Notice what isn't - and then what is - covered here.


Jesus began by reminding the disciples that when He sent them out on an earlier missionary quest, everything was to be provided for them.  They were to take nothing with them - no   money, knapsack, sandals.  Not even their staves.  This is significant.  The staff wasn't just to assist them in traversing the rugged terrain, it was also a means of defense.  The reformer John Knox was known to have been a master of the staff, and he is reputed to have laid out a number of highwaymen during his years of travel.  But for the disciples, for their first quest, everything was completely in the hands of God. With His impending death, however, something changed.  I don't claim to fully understand why the change was necessary; God is still, ultimately, the one who provides everything, including protection, for us.  I simply acknowledge that something changed.  As Jesus readied the disciples to live in a world in which He was no longer physically present with them, He gave them a new mandate - with one significant addition.  Going forward, they were to make provision for funding, clothing, shoes -- and personal protection.  This last addition was so important that Jesus, the same one who taught us to turn the other cheek, commanded His disciples to sell some of their clothing if necessary to provide it.  His command had nothing to do with forestalling or repelling His impending arrest and death; the soldiers were already on their way at that moment.  Jesus understood that He was sending His disciples into a fallen world that was going to go from bad to worse, and that, while God is ultimately in control, there is still a human responsibility to provide for our own defense.

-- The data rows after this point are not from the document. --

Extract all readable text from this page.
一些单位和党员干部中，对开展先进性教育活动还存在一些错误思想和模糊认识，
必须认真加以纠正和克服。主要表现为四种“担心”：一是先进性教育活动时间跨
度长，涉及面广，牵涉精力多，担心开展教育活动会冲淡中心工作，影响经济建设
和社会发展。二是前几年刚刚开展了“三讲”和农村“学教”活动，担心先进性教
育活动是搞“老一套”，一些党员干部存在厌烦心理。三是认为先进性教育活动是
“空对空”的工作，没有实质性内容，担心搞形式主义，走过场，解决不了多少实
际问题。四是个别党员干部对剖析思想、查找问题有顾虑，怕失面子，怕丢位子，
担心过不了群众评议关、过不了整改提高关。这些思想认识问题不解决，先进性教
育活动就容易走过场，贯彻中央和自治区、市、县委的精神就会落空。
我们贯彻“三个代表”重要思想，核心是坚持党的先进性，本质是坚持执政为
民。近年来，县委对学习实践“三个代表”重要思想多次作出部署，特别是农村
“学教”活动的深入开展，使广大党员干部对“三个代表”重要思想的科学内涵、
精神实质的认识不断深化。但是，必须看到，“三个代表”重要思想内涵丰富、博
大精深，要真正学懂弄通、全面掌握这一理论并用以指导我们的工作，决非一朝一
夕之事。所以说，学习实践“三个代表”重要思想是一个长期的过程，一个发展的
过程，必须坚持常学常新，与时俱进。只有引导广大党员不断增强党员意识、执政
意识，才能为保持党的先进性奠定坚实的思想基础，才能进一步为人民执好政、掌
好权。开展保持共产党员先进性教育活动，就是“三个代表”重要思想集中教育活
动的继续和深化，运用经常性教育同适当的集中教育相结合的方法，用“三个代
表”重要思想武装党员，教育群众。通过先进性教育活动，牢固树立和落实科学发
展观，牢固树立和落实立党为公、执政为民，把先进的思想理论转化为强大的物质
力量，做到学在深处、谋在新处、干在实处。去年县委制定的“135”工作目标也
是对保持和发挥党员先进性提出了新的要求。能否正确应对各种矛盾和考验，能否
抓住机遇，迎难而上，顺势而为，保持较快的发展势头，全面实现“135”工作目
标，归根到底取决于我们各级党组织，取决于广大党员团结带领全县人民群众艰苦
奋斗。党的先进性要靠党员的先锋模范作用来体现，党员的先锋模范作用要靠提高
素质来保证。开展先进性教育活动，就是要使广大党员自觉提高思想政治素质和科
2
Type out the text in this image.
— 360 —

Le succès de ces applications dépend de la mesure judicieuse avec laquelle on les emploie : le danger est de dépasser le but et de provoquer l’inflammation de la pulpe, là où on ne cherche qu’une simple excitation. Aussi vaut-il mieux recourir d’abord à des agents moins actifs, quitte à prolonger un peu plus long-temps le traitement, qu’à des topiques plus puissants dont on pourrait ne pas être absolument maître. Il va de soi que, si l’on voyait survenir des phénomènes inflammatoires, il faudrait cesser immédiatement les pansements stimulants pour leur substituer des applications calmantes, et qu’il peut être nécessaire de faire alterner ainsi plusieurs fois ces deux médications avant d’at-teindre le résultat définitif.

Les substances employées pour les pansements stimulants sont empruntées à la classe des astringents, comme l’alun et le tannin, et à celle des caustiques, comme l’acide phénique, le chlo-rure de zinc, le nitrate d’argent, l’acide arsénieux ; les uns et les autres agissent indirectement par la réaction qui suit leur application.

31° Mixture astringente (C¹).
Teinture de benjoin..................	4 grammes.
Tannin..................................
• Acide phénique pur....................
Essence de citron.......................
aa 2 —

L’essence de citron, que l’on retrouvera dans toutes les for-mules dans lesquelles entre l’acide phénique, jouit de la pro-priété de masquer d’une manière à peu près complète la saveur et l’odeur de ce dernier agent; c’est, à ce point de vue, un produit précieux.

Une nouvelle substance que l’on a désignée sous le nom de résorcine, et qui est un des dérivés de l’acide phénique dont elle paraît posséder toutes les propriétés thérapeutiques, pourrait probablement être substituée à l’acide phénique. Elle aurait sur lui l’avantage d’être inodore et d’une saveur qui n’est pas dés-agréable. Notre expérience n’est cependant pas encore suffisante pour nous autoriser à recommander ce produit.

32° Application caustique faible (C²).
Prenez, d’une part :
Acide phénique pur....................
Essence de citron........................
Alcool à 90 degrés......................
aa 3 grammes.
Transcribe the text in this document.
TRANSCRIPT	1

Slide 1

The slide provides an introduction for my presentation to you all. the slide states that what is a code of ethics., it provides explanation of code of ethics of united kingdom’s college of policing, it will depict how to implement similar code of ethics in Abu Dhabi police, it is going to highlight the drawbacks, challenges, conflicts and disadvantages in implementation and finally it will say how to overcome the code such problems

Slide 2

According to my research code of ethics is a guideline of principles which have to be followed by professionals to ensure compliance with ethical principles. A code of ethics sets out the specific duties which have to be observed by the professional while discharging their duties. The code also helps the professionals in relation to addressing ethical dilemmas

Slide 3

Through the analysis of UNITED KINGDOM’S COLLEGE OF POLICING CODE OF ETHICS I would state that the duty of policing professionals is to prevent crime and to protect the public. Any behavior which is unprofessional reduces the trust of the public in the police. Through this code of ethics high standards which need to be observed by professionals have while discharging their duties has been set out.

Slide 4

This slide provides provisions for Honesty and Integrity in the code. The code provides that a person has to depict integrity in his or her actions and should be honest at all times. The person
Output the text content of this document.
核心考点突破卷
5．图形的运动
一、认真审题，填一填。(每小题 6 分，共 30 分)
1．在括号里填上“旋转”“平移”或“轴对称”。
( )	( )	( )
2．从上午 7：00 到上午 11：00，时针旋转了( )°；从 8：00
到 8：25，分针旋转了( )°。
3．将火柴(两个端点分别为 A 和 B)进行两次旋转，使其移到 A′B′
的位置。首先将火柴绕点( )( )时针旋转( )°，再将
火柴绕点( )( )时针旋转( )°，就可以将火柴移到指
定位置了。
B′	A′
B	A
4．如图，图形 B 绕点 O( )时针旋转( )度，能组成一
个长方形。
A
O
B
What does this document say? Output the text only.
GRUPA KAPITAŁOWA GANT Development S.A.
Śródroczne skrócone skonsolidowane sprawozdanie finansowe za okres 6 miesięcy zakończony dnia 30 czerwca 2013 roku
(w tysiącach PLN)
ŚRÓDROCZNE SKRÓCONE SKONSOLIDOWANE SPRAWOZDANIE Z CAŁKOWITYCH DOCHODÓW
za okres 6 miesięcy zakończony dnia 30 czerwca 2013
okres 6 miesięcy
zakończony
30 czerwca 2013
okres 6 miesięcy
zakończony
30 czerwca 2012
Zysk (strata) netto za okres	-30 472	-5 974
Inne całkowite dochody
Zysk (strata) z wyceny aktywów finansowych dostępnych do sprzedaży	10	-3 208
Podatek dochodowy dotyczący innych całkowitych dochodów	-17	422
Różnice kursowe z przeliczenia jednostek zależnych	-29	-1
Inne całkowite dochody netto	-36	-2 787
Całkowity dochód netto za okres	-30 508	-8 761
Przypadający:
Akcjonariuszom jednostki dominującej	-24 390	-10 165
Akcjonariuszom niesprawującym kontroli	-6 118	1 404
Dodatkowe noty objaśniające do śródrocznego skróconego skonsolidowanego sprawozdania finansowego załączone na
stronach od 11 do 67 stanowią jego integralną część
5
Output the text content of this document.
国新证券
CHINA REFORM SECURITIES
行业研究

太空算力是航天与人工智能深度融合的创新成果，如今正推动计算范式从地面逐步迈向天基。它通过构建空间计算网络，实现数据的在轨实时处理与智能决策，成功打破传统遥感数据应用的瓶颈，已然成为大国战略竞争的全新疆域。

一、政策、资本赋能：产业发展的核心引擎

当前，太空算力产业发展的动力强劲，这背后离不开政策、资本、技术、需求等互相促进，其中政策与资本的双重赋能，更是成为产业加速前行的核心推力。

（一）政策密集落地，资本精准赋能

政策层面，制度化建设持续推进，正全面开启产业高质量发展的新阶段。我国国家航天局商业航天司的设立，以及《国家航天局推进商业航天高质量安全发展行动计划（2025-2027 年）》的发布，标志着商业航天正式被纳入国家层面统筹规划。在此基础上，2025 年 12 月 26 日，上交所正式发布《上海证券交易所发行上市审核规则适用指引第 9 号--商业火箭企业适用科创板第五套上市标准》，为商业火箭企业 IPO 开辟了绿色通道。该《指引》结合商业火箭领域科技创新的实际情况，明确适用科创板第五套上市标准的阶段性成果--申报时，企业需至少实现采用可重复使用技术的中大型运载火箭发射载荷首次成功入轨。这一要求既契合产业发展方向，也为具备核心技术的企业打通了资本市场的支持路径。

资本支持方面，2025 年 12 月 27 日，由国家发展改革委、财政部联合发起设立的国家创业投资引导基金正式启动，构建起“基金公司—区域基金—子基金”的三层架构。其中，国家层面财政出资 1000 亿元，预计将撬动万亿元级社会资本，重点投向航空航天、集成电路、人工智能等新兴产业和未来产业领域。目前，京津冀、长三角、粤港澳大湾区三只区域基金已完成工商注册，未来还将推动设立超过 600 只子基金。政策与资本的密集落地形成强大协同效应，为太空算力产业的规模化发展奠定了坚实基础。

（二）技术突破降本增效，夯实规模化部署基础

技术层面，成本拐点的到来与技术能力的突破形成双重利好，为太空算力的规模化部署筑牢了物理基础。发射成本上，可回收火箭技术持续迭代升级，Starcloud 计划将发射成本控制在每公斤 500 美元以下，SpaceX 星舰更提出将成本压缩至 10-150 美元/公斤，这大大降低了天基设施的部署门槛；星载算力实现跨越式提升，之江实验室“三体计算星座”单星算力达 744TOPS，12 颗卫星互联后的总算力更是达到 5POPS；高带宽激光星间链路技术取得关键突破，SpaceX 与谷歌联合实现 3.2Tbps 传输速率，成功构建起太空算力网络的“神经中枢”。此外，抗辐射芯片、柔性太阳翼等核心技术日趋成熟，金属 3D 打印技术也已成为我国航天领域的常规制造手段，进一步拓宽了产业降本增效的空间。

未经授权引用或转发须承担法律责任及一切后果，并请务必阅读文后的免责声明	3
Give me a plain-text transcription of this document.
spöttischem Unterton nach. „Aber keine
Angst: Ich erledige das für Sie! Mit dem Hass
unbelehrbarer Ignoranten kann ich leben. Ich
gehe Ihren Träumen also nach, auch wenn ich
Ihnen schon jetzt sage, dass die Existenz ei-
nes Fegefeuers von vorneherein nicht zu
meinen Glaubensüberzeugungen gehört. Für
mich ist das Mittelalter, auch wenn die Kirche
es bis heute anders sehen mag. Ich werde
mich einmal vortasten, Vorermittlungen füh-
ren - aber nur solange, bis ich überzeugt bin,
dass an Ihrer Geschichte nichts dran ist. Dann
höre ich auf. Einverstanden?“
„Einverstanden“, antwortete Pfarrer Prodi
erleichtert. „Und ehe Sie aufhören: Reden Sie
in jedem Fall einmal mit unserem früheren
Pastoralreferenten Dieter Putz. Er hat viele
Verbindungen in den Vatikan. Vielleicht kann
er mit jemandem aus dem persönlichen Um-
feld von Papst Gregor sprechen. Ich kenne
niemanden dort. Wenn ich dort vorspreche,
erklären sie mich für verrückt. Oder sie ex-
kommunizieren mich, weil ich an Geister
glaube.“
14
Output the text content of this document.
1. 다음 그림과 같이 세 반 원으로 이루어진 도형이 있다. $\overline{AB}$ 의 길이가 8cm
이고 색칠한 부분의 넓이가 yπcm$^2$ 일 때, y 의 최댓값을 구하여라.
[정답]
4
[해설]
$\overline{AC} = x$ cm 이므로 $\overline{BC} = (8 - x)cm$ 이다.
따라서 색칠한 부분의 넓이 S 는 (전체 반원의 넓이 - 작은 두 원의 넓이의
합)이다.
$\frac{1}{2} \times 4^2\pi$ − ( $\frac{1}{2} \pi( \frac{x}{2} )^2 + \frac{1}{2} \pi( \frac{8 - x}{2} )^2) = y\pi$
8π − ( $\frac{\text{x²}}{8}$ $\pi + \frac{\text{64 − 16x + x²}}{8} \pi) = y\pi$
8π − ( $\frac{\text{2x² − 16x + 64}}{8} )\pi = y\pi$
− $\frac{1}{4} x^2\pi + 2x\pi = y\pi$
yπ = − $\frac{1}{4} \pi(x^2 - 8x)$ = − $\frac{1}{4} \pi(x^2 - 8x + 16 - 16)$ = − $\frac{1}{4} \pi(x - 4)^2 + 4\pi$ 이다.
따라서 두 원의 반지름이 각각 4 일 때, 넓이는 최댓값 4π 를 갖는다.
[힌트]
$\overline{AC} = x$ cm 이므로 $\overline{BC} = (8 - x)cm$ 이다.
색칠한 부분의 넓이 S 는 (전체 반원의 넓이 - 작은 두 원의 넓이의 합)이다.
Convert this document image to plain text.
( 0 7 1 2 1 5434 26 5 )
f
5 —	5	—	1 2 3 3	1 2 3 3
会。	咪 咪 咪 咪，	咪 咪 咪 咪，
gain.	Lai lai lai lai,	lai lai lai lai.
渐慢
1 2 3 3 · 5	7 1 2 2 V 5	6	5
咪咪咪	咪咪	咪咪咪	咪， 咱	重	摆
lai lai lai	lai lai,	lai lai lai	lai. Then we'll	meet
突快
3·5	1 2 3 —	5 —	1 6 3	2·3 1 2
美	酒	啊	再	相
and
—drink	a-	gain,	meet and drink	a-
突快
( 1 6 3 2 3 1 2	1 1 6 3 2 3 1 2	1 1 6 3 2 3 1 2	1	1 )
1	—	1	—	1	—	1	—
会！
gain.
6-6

Is God ultimately the one who provides our protection?  Absolutely.  Did God entrust human government with the responsibility of providing a level of protection?  Again, the answer is yes.  Romans 13 teaches this clearly.  And yet, none of this negates our personal responsibility to provide for the protection of ourselves, our families, and our churches.  So when human government continues to diminish the level of protection it provides, more of that responsibility falls on the individual.  Thankfully, we live in a country whose Constitution explicitly recognizes that God has granted us the right to defend ourselves.  The right granted by our Constitution to bear arms in our own defense is consistent with the command given by Jesus Himself.